The answer is about balance. The norm - where it is highly standardised, inflexible and organisation wide - is not balanced. This exceeds what is necessary, what is contextually appropriate and what is a human way of organising groups of people.
With standardisation, the assumption is that one size fits all. But we know that it doesn’t: every person is uniquely gifted and purposed. Yet annual appraisals tend to evaluate people on the basis of a predetermined list, a list that decides what the organisation believes competent people should be doing, not what an individual is being asked to focus on. Furthermore, when it comes to comparing people, standardised appraisals are also nigh on impossible to measure in any meaningful way. What does it mean to be 0.25 better at conflict resolution than last year? Virtually nothing, if anything at all, because no two people are alike so it’s not an objective measurement. It’s not just standardisation across individuals that is the problem, but also across business units, which, like individuals, are unique and in need of something more contextually appropriate to each scenario.

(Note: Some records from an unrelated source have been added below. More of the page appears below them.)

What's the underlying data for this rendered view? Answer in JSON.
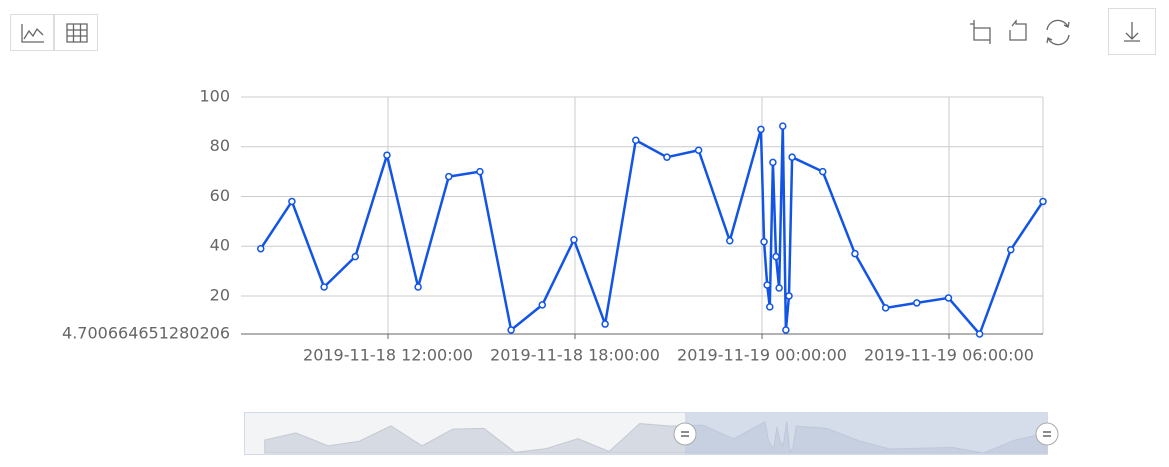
{
  "chart_data": {
    "type": "line",
    "color": "#1154e6",
    "grid": true,
    "x": [
      "2019-11-18 07:55:00",
      "2019-11-18 08:55:00",
      "2019-11-18 09:57:00",
      "2019-11-18 10:57:00",
      "2019-11-18 11:58:00",
      "2019-11-18 12:58:00",
      "2019-11-18 13:57:00",
      "2019-11-18 14:57:00",
      "2019-11-18 15:57:00",
      "2019-11-18 16:57:00",
      "2019-11-18 17:58:00",
      "2019-11-18 18:58:00",
      "2019-11-18 19:57:00",
      "2019-11-18 20:57:00",
      "2019-11-18 21:58:00",
      "2019-11-18 22:58:00",
      "2019-11-18 23:58:00",
      "2019-11-19 00:04:00",
      "2019-11-19 00:10:00",
      "2019-11-19 00:15:00",
      "2019-11-19 00:21:00",
      "2019-11-19 00:27:00",
      "2019-11-19 00:33:00",
      "2019-11-19 00:40:00",
      "2019-11-19 00:46:00",
      "2019-11-19 00:52:00",
      "2019-11-19 00:58:00",
      "2019-11-19 01:57:00",
      "2019-11-19 02:59:00",
      "2019-11-19 03:58:00",
      "2019-11-19 04:58:00",
      "2019-11-19 05:59:00",
      "2019-11-19 06:59:00",
      "2019-11-19 07:59:00",
      "2019-11-19 09:01:00"
    ],
    "values": [
      39,
      58,
      23.6,
      35.8,
      76.6,
      23.6,
      68,
      70,
      6.3,
      16.4,
      42.6,
      8.7,
      82.6,
      75.8,
      78.6,
      42.2,
      87,
      41.8,
      24.4,
      15.6,
      73.7,
      35.8,
      23.2,
      88.3,
      6.3,
      20,
      75.8,
      70,
      37,
      15.2,
      17.2,
      19.2,
      4.7,
      38.6,
      58
    ],
    "xlim": [
      "2019-11-18 07:17:00",
      "2019-11-19 09:01:00"
    ],
    "xticks": [
      "2019-11-18 12:00:00",
      "2019-11-18 18:00:00",
      "2019-11-19 00:00:00",
      "2019-11-19 06:00:00"
    ],
    "ylim": [
      4.700664651280206,
      100
    ],
    "yticks": [
      4.700664651280206,
      20,
      40,
      60,
      80,
      100
    ]
  }
}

At the other end of the spectrum is no standardisation at all. This isn’t healthy either. To have no framework or wider context for discussion can lead to conversations that are a distraction. Where the line is drawn will depend upon the size and culture of the business and the particular topic under discussion. But some useful questions to come back to include:
- “How does this format serve an individual and their role?”;
- “How much does the format allow for an individual to uniquely express themselves?”;
- “Why are we standardizing this?” and
- “Have the people who are having the process applied to them been genuinely able to influence its format?”